Atkins advertises new look range

Atkins Nutritionals, the company that created the low-carb diet craze, said today that it has emerged from Chapter 11 bankruptcy protection with a slimmer range of products for a broader customer base.

The New York firm filed for protection last July, after consumers gave up on the high-protein Atkins diet and the market became flooded with low-carb variants of mainstream products from the major food producers.

The company will now promote 'tasty, portable nutrition' it said.

The products, which previously numbered 340, have been reduced to only 60 by cutting back the newer categories and concentrating on the original bars and shakes. Yet none of the formulations have actually changed, said Beth Neumann, chief marketing officer at the firm.

They all contain high levels of protein, fiber and vitamins and minerals and are low in sugar and without trans fats but the range has always offered these benefits, she told NutraIngredientsUSA.com.

"We've improved the taste and quality of the products but they have always had these nutritional benefits.

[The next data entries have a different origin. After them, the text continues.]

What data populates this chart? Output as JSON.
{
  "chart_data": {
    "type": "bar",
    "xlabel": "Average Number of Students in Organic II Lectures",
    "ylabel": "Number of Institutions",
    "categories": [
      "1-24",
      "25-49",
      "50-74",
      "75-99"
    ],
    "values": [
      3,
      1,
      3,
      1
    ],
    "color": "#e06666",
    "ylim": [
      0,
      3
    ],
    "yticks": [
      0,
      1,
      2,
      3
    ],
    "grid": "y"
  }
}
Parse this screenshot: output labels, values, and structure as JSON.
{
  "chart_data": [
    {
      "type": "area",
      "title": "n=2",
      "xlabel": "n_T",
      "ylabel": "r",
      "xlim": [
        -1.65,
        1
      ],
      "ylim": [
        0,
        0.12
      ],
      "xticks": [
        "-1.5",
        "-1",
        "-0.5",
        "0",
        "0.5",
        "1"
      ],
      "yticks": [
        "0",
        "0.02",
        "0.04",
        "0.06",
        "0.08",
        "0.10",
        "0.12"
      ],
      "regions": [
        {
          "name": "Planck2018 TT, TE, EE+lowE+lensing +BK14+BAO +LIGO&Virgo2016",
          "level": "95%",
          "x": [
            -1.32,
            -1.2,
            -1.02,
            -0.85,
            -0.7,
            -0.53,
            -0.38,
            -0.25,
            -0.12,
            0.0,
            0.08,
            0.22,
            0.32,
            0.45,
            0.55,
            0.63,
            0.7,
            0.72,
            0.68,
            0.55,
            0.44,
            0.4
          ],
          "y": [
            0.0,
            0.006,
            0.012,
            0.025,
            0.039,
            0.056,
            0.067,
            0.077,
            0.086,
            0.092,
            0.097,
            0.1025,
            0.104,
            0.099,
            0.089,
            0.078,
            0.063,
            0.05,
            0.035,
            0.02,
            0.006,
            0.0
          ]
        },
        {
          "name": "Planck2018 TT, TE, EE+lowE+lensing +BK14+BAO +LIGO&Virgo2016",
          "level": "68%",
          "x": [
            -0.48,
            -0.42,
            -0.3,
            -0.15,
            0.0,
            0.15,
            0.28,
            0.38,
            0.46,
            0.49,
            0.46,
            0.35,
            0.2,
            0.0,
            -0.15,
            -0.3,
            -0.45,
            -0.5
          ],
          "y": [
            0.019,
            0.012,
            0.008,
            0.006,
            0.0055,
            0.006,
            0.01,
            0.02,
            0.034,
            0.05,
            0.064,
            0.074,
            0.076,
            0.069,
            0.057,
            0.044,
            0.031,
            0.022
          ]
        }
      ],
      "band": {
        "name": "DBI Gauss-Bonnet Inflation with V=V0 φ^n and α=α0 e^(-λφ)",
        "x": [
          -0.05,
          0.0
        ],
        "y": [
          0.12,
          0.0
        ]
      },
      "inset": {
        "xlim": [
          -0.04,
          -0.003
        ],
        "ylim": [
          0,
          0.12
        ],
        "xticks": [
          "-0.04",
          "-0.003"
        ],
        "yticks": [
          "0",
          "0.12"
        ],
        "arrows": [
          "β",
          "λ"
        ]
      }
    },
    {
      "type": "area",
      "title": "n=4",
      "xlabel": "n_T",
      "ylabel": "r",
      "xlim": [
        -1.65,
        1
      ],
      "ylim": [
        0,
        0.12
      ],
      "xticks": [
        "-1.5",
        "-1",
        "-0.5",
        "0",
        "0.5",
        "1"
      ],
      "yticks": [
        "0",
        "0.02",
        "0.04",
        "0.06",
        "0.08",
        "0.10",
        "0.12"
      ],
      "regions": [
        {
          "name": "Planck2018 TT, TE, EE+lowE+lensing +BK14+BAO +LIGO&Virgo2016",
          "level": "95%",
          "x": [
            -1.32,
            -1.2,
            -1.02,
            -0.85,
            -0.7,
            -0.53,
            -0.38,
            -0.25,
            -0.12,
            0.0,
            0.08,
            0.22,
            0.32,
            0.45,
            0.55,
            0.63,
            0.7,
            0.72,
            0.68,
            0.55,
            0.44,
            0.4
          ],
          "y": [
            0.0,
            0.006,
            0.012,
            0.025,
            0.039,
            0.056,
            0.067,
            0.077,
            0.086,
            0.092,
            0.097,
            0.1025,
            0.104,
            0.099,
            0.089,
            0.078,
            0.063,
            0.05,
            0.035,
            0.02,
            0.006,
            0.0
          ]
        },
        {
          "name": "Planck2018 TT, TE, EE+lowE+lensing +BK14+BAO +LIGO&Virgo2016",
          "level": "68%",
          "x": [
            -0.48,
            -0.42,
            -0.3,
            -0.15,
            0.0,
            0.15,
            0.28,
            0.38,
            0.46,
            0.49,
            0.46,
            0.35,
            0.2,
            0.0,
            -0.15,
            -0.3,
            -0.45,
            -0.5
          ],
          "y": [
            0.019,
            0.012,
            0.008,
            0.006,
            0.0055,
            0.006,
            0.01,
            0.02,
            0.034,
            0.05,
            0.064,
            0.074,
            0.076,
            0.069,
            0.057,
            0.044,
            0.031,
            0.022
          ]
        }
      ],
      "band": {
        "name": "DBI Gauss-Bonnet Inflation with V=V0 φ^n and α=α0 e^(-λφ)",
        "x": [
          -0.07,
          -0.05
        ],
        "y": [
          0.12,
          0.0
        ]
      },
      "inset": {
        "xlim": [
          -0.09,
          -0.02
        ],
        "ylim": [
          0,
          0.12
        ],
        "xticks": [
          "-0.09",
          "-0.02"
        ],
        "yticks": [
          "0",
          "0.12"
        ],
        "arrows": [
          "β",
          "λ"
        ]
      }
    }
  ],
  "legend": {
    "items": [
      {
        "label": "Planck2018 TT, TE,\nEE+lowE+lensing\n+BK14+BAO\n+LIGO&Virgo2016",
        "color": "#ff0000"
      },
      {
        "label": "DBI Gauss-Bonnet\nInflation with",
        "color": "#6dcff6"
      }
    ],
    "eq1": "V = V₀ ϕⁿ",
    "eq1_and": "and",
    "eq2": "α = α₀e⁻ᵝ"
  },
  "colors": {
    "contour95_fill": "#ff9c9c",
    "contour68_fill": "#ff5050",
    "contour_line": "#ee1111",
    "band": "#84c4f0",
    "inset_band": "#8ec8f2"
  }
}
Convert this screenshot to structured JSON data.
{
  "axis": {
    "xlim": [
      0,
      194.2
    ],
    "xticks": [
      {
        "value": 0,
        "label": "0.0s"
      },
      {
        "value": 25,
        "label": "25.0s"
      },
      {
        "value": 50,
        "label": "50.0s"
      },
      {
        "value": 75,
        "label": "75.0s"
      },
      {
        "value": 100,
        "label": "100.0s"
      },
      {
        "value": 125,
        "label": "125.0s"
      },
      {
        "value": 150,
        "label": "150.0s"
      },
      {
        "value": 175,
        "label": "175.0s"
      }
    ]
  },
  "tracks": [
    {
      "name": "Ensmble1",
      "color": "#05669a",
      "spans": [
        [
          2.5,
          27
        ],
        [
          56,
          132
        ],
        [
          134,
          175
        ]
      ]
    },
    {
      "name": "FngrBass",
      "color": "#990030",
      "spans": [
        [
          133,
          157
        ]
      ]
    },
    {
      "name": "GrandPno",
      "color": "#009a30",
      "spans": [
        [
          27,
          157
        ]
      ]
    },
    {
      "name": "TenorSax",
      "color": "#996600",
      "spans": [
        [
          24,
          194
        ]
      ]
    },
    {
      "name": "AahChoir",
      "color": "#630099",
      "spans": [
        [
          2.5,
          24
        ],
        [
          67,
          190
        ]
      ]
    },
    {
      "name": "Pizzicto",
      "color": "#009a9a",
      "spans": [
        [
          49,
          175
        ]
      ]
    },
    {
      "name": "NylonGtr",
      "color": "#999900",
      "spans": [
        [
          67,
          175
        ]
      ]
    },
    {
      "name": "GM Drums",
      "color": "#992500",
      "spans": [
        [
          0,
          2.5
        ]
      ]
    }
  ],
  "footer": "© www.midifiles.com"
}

We're now investing to create awareness that these products have a nutritional advantage over others in the marketplace," she said.

The company currently has a 7 per cent share of the bars and shakes market and will be looking to increase this with a $40 million investment to promote the Atkins Advantage brand.

This week saw the launch of a new advertising campaign across national media.

The firm had been heavily criticized for encouraging people to eat too much fatty food and not enough fruits and vegetables. Neumann said that consumers have become more educated about nutrition and the new focus would be targeted at people aware of their dietary requirements.

The firm will also concentrate on strengthening its supply chain so that products are delivered fresher to stores, she said.

US Bankruptcy Judge Allan Gropper approved Atkins Nutritionals' reorganization plan in December. It listed $301 million of assets and $325.1 million of liabilities as of December 31, 2004.